Arthur liked the train that ran through the developing housing estate at St Helier. He attended Number 2 School in Bishopsford Road until 1939, then joined S.H.Bensons Ltd, an advertising company in the Kingsway, as an office boy. When the war started the company decided to move out of London. Arthur was still being paid but didn’t have a lot to do so played chess with a friend which developed into a lifelong passion. Then in December 1940 he moved to Mitcham Works (Mullards) in the Stationary Department as a stores clerk. In October 1941 he changed jobs to Frys Diecasting Ltd as diecaster (zinc, silicon), as the pay was a lot better. His father was too ill to work and Arthur was the eldest of 8 children. It also meant working shifts, 2 weeks day/night. Casting Zn & Si components e.g. 2” mortar, tank periscope was nasty, dangerous work which was why the pay was so good.

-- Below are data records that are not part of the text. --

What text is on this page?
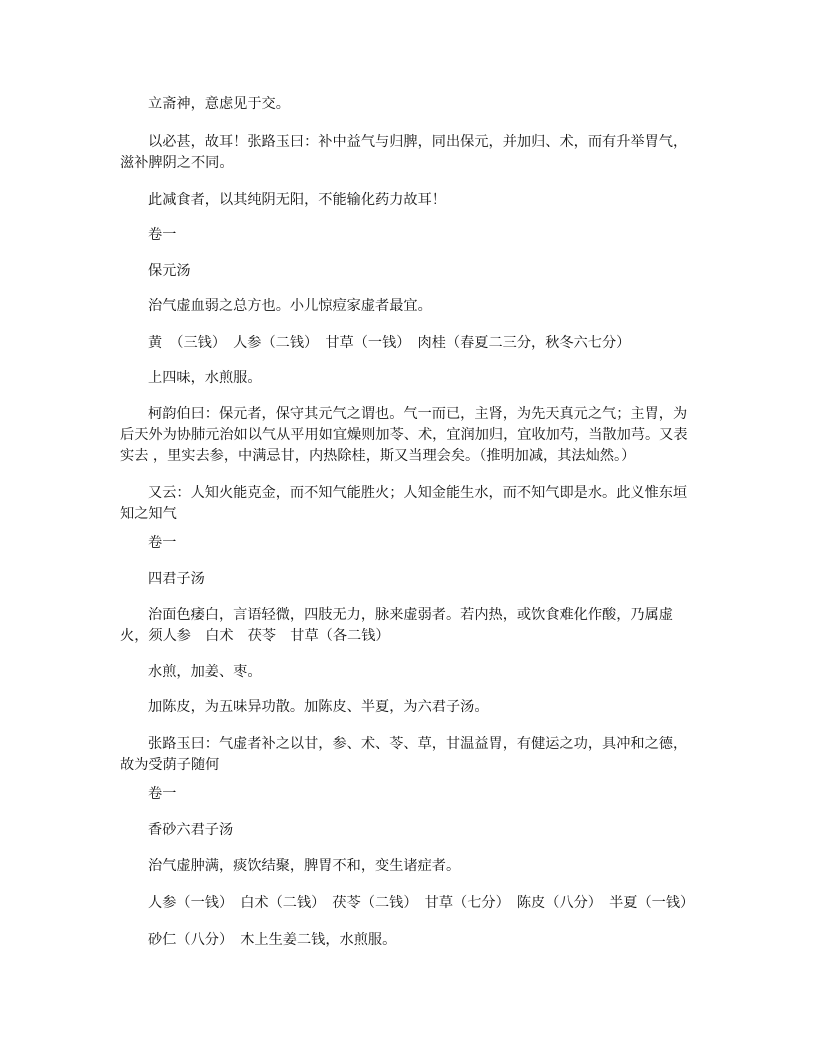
立斋神，意虑见于交。

以必甚，故耳！张路玉曰：补中益气与归脾，同出保元，并加归、术，而有升举胃气，滋补脾阴之不同。

此减食者，以其纯阴无阳，不能输化药力故耳！

卷一

保元汤

治气虚血弱之总方也。小儿惊痘家虚者最宜。

黄　（三钱）　人参（二钱）　甘草（一钱）　肉桂（春夏二三分，秋冬六七分）

上四味，水煎服。

柯韵伯曰：保元者，保守其元气之谓也。气一而已，主肾，为先天真元之气；主胃，为后天外为协肺元治如以气从平用如宜燥则加苓、术，宜润加归，宜收加芍，当散加芎。又表实去 ，里实去参，中满忌甘，内热除桂，斯又当理会矣。（推明加减，其法灿然。）

又云：人知火能克金，而不知气能胜火；人知金能生水，而不知气即是水。此义惟东垣知之知气

卷一

四君子汤

治面色痿白，言语轻微，四肢无力，脉来虚弱者。若内热，或饮食难化作酸，乃属虚火，须人参　白术　茯苓　甘草（各二钱）

水煎，加姜、枣。

加陈皮，为五味异功散。加陈皮、半夏，为六君子汤。

张路玉曰：气虚者补之以甘，参、术、苓、草，甘温益胃，有健运之功，具冲和之德，故为受荫子随何

卷一

香砂六君子汤

治气虚肿满，痰饮结聚，脾胃不和，变生诸症者。

人参（一钱）　白术（二钱）　茯苓（二钱）　甘草（七分）　陈皮（八分）　半夏（一钱）

砂仁（八分）　木上生姜二钱，水煎服。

If you got splashed with the hot metal your colleagues had to strip your clothes off quickly. Arthur had many small scars from burns received this way. Apparently according to his army records, Arthur was also in the Home Guard from 1941 but he never mentioned it to me.

Phyllis Cox


Phyllis' father, Philip Cox born in 1894 in Lambeth, served in the Royal Field Artillery as a driver from 1915 to 1919 when he was discharged as no longer medically fit for service. He received a pension of 24d a day but was forfeited some service as he was convicted of enlisting more than once (he didn't like the brigade and deserted but then signed up again a week later!) In 1918 during the Battle of St Quentin he suffered a head & leg wound, the leg was later amputated in England. In November 11th, 1922 the Star newspaper organised an artificial leg walk from Staines to Roehampton. Family rumour has it that he entered so he would receive a new light metal articulated leg. Philip came 2nd and received a canteen of cutlery as a prize which I display in my hall to this day.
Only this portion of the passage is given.